Global extrema refer to the maximum and minimum values of a function over a given interval. These are the highest and lowest points you can detect on this graph between the set boundaries. For the function \( f(x) = (x-1)^2(x+1) \) within the interval \([-2, 2]\), we need to find where it reaches its global maximum and minimum.When you're working with global extrema, you often need to

• Evaluate the function at the endpoints: Sometimes, the highest or lowest value appears at the end of the interval.
• Assess critical points: These are the points where the slope of the function is zero (derivative equals zero).

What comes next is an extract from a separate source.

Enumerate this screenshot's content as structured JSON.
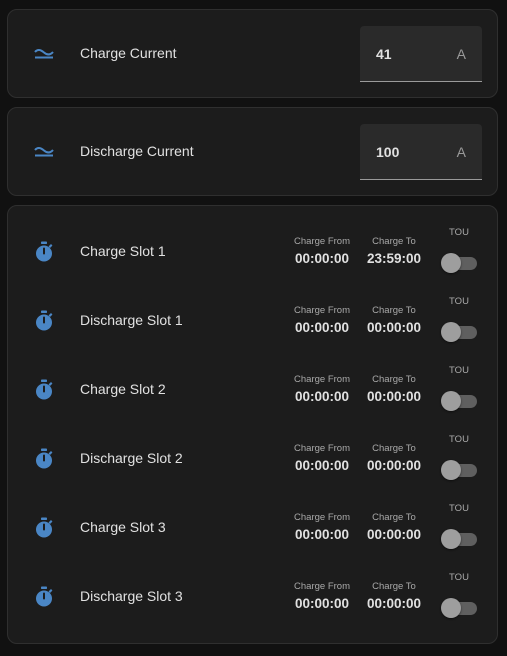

For this function, by checking endpoints and critical points (which are the values where the derivative is zero), we can determine the global maximum at \(x = -2\), where the function value is 27, and the global minimum at \(x = -\frac{1}{3}\), where the function value is approximately -\(\frac{32}{27}\). This means that within this closed interval, these are the highest and lowest outputs of the function.

Critical points are essential in finding extrema because they often signal where the function changes direction—from increasing to decreasing or vice versa. For the function \( f(x) = (x-1)^2(x+1) \), finding critical points involves determining where the derivative \( f'(x) \) is equal to zero.Critical points can be found by:

• Taking the derivative of the function: Use differentiation rules to find \( f'(x) \).
• Setting the derivative to zero: Solve \( f'(x) = 0 \) to find possible critical points.

For \( f(x) \), applying the product rule gives us the derivative \( f'(x) = 3x^2 - 2x - 1 \). Solving \( 3x^2 - 2x - 1 = 0 \) provides critical points at \( x = 1 \) and \( x = -\frac{1}{3}\). These critical points, along with the endpoints of the interval, are checked for potential global minima and maxima.

The product rule is a fundamental technique used in calculus for differentiating products of two functions. For functions like \( f(x) = (x-1)^2(x+1) \), which can be viewed as a product of \( g(x) = (x-1)^2 \) and \( h(x) = (x+1) \), the product rule helps find the derivative efficiently.The product rule states: \[(f \cdot g)' = f' \cdot g + f \cdot g' \]This means you take the derivative of the first function and multiply it by the second function, then add the product of the first function and the derivative of the second function.Applying this to \( f(x) = (x-1)^2(x+1) \):

• Derivative of \( g(x) = (x-1)^2 \) is \( 2(x-1) \).
• Derivative of \( h(x) = (x+1) \) is \( 1 \).

The product rule gives us \( f'(x) = (2(x-1))(x+1) + ((x-1)^2)(1) \), which simplifies to \( 3x^2 - 2x - 1 \). This derivative is crucial for identifying the critical points where the original function might have peaks or valleys, aiding in finding the global extrema.